Wednesday, October 12, 2011

Sphene My Love

Finally, I have a scientific paper published!  I am an official author, first author at that!  Two years of my life in a 22 page paper on sphene.  I do love sphene. 


Do you see that little guy?  The brown one edging in on some quarts?  That's a sphene.  They all look like that.  Usually they are more orange in color, I think the picture changed the color a little.  The big white one is quarts, the big one off to the left is sanidine, and all the black is volcanic glass.  This picture is of a microscope slide made from one of my rocks.  HRL 21 I bet.



For this picture I crushed up some pumice in a tube with a baseball bat.  Then I sorted out the sphene from the glass using water and density differences.  Then using a pin taped to a pencil, face grease, and a microscope I picked out individual sphene grains from the "sand" I had made.  It was then mounted on a slide by the lovely Danny Flanny at the SHRIMP (Super High Resolution Ion Micro Probe) or a microscope the size of a room.  This image was back-scatter imagery.  It's been a while, but I think that means they sent something at the grain and what bounced back was recorded as this image.  Anyways, each circle is a spot I took a measurement from with the SHRIMP and the numbers are the estimated temperature of the magma (lava) when that part of the sphene grew/formed.  I could, but I won't, show you a chart I made with all the temperatures comparing the outside of the grain to the inside, as well as the dark spots to the light spots.

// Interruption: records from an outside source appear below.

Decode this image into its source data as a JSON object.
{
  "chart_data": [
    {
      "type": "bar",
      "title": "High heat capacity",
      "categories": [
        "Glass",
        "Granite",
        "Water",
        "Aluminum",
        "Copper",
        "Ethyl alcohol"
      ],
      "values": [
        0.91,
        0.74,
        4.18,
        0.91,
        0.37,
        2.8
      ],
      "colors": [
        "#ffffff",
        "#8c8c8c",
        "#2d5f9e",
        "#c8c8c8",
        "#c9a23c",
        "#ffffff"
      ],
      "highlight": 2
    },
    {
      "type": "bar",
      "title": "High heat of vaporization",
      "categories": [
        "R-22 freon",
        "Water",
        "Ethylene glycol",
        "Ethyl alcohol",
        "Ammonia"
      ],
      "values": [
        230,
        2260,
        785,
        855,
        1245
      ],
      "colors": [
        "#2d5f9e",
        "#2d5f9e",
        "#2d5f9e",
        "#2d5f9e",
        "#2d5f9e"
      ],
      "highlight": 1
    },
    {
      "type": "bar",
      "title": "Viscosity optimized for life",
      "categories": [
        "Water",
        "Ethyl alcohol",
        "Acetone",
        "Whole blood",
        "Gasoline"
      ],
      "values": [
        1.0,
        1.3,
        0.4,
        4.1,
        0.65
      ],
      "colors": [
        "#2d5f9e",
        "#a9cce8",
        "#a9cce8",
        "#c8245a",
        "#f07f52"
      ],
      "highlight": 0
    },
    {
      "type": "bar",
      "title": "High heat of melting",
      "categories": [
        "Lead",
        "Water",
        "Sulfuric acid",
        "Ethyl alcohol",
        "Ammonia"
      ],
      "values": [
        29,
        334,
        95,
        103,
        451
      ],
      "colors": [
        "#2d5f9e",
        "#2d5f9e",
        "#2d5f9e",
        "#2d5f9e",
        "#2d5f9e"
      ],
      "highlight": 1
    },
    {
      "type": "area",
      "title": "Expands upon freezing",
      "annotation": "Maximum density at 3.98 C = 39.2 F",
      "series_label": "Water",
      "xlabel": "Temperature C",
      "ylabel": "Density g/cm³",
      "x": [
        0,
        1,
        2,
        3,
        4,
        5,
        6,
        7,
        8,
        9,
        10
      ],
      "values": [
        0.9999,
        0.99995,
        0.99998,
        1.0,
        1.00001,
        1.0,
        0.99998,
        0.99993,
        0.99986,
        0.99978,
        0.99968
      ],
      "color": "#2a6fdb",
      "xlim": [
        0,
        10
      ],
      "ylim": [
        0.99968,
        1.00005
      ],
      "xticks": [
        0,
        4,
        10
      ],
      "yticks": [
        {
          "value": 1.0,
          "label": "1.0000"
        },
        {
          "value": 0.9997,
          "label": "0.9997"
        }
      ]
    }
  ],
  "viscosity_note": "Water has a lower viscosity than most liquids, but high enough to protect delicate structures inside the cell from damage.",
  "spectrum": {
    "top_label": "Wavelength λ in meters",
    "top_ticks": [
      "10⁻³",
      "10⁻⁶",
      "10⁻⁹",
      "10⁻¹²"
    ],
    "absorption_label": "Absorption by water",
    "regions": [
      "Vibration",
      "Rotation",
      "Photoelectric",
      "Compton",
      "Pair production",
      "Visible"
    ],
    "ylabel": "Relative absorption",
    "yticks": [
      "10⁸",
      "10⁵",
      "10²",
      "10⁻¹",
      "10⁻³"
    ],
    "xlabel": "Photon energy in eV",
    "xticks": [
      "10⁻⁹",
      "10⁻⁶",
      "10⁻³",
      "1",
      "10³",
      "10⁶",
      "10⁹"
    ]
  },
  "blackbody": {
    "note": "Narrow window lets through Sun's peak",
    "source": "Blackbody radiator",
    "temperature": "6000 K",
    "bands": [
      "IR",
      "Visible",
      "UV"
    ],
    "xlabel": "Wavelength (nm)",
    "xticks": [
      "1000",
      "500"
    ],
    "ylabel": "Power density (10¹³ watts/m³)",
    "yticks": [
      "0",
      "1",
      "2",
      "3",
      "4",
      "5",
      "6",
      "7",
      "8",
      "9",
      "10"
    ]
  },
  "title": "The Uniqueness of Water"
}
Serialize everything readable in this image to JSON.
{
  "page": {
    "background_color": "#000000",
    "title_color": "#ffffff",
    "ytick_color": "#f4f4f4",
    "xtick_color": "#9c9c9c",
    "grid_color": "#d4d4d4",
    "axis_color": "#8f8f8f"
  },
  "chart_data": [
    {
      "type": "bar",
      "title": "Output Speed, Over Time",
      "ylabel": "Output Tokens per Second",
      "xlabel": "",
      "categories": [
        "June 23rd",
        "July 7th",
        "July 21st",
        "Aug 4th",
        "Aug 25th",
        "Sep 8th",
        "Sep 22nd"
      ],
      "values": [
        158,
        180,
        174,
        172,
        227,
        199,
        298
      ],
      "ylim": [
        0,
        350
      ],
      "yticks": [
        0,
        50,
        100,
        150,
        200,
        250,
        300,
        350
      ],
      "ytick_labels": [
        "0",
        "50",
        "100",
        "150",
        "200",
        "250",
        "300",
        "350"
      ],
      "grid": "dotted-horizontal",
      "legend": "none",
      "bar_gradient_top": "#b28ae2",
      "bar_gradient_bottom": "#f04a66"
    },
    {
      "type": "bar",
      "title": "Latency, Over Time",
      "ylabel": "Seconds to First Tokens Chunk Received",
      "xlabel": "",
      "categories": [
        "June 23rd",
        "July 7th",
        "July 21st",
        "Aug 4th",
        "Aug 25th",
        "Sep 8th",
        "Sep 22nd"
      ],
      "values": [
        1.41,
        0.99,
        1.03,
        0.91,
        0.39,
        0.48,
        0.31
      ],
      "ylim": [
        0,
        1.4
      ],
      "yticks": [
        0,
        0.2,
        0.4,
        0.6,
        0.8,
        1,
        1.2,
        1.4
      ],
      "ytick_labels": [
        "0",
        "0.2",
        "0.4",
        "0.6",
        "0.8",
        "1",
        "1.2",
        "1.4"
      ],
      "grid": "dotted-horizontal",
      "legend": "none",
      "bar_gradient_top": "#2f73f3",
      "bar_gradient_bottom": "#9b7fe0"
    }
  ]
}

Finally, this last picture is AWESOME!  I call it Skeleton Sphene because it looks like bones on the outside of it.  That's why I took this picture, because it looked cool.  I showed Calvin and it turns out it's actually cool because the sphene on the edges is dissolving and turning into illminite, the bones.  That shows that something interesting was happening in the magma at the time of cooling.